Grimm's case had been scheduled for argument in late March. Instead, a lower court in Virginia will be tasked with evaluating the federal law known as Title IX and the extent to which it applies to transgender students. Lawsuits involving transgender students are making their way through the courts in at least five other states: Illinois, North Carolina, Ohio, Pennsylvania and Wisconsin.
For Grimm, the order means that he probably will graduate with the issue unresolved. Now, his wish to use the boys' bathroom is blocked by a policy of the Gloucester County school board. Although he won a court order allowing him to use the boys' bathroom at Gloucester High School, the Supreme Court put it on hold last August, before the school year began.
"This is disappointing for trans kids across the country and for Gavin, who are now going to be held in limbo for another year or two," said Joshua Block, the American Civil Liberties Union attorney who represents Grimm. "But Title IX means the same thing today as it meant yesterday. Lower courts already have held that it protects trans kids." In a statement relayed by school board lawyer Kyle Duncan, the board said it "looks forward to explaining why its commonsense restroom and locker room policy is legal under the Constitution and federal law."
The high court action follows the administration's recent decision to withdraw a directive issued during Barack Obama's presidency that said which bathroom to use should be based on students' gender identity.
The administration action triggered legal wrangling that ended with Monday's order. In essence, the federal appeals court in Richmond, Virginia, had relied on the Obama administration's interpretation of Title IX to side with Grimm.

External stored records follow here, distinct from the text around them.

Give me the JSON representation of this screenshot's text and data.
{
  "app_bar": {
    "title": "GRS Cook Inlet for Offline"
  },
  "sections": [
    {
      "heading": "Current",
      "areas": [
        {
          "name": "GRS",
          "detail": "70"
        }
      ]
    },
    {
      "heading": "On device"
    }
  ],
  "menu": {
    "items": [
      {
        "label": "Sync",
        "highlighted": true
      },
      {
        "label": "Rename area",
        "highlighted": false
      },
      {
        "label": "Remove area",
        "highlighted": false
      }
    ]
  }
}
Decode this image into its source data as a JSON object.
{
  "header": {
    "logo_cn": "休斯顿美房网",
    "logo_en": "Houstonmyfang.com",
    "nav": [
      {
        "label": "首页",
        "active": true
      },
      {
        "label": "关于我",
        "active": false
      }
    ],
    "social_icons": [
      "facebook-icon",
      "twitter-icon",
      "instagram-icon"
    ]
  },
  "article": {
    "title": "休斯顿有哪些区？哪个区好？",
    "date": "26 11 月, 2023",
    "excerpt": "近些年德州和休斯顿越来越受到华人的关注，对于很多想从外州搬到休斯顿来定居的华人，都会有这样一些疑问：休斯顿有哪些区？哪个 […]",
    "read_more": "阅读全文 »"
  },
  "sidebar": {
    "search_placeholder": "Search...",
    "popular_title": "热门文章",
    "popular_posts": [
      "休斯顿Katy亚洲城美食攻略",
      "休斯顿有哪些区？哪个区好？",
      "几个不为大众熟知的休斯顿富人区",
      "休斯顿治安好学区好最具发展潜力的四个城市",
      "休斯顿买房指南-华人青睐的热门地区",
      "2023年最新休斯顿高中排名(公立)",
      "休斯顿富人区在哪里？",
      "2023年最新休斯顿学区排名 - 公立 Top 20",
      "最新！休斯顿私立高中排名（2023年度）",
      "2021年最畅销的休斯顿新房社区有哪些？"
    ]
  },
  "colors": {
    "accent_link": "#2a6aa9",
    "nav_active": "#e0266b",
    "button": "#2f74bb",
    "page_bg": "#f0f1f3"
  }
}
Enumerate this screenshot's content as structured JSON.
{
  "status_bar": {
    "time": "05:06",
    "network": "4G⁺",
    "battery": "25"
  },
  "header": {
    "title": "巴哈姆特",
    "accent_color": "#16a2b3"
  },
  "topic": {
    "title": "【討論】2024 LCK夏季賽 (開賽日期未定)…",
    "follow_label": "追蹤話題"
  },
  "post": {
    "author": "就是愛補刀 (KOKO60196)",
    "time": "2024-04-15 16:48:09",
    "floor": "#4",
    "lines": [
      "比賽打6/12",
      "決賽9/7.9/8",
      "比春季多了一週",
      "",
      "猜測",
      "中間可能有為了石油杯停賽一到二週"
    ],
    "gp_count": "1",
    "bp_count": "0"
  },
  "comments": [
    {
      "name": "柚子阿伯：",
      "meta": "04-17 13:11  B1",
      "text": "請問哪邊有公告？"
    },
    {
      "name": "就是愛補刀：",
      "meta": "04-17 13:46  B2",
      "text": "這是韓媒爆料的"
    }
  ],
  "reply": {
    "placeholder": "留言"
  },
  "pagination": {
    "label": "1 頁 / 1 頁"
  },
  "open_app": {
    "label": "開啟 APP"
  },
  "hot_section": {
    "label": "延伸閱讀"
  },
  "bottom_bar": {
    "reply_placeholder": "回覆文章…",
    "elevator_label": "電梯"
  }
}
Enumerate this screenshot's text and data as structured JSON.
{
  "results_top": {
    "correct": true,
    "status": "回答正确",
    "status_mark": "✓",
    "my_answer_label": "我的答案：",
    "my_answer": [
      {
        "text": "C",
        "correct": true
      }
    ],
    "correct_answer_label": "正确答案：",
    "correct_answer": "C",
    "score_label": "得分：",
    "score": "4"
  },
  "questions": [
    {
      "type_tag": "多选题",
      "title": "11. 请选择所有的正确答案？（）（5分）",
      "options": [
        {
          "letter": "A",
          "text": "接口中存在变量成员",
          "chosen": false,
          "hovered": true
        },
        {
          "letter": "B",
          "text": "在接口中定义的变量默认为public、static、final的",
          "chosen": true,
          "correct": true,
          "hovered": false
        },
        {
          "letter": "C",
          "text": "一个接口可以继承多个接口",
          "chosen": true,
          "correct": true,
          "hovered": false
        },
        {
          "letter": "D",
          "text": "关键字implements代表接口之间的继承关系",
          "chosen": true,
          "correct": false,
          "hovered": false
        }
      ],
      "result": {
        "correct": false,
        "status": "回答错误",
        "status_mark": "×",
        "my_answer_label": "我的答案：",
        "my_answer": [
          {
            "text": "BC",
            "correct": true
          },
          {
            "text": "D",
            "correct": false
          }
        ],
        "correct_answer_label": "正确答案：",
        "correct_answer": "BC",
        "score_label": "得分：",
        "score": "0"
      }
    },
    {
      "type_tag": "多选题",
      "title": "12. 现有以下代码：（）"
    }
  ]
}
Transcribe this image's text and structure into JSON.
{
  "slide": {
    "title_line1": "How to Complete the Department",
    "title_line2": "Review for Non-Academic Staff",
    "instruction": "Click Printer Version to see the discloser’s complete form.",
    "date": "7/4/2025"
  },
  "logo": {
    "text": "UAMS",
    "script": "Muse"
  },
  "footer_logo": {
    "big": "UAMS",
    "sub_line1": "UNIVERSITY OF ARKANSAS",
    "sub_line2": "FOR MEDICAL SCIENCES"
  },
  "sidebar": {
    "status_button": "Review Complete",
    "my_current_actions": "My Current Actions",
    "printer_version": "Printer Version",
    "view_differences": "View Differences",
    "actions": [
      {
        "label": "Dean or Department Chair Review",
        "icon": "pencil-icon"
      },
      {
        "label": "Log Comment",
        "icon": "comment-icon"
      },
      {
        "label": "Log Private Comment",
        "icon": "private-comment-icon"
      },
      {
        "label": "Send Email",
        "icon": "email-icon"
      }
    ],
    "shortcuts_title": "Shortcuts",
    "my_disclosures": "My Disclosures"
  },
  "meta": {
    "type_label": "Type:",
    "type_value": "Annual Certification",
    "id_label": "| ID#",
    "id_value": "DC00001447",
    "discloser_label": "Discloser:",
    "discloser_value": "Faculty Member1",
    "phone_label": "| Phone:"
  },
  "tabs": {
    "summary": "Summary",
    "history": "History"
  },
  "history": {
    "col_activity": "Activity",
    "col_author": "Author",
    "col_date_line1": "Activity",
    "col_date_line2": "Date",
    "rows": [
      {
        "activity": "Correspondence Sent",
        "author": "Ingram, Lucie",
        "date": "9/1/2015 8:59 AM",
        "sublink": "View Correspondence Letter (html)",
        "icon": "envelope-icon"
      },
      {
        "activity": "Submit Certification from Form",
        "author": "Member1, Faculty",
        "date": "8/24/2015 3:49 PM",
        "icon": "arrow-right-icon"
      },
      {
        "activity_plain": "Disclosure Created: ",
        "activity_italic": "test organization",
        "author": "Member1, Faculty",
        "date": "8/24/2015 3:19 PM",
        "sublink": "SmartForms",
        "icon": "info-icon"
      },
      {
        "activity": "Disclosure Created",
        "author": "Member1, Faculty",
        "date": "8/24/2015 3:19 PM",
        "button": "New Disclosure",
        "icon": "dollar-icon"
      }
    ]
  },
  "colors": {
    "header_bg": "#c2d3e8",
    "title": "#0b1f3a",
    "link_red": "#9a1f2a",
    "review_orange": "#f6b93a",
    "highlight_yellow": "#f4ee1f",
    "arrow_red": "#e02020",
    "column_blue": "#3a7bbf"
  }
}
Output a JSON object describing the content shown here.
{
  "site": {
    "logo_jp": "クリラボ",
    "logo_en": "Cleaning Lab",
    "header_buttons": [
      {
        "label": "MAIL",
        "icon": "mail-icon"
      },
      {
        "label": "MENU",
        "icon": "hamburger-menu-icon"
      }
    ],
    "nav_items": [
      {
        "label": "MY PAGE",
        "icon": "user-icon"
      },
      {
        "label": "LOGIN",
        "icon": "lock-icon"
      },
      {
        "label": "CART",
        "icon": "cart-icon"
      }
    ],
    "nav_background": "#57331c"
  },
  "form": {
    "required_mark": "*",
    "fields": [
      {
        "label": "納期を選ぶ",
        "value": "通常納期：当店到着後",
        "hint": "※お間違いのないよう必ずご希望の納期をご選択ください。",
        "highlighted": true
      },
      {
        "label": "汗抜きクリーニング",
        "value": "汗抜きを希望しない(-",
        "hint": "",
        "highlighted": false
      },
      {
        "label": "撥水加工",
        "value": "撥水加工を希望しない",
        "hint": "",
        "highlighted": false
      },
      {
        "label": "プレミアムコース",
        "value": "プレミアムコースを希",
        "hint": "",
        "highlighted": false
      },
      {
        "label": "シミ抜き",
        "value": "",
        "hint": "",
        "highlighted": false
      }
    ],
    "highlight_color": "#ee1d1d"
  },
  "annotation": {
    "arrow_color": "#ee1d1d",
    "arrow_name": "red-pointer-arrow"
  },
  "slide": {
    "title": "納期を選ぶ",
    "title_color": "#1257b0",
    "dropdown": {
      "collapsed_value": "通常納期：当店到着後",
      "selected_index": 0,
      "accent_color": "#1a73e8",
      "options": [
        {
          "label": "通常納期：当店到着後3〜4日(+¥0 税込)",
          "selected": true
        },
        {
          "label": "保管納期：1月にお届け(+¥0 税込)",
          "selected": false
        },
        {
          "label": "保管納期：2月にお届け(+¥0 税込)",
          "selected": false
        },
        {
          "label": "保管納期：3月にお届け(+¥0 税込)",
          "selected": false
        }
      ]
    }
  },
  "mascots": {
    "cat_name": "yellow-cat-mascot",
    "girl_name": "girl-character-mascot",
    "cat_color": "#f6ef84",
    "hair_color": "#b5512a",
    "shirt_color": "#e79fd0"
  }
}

The appeals court accepted the administration's reading of the law without deciding for itself what the law and a related regulation on same-sex bathrooms and locker rooms mean.
No appeals court has yet undertaken that more independent analysis, and the Supreme Court typically is reluctant to do so without at least one appellate opinion to review, and usually more than one.
Another possible explanation for Monday's order is that the court might want more of a societal consensus to develop before it issues a ruling in favor of transgender rights, said John Neiman, an Alabama lawyer who served as a law clerk to Justice Anthony Kennedy.
"What happened today feels a lot like 2013, when the court used a procedural ruling to temporarily duck the same-sex marriage issue," Neiman said.
By 2015, same-sex marriage was back before the court and Kennedy's opinion gave same-sex couples the right to marry nationwide.
The court's reluctance to take on transgender rights now may have been underscored by the high court vacancy caused by the death of Justice Antonin Scalia nearly 13 months ago and the refusal of Senate Republicans to consider Obama's nomination of Judge Merrick Garland to fill the seat.
Eleven days after taking office, Trump nominated Judge Neil Gorsuch for the court.
Senate Republicans, who hold a slim majority, have scheduled hearings on Gorsuch's nominations to begin on March 20 and hope to vote to confirm him by the second week in April.
The justices did not comment on the case beyond their one-sentence order returning it to the 4th U.S. Circuit Court of Appeals.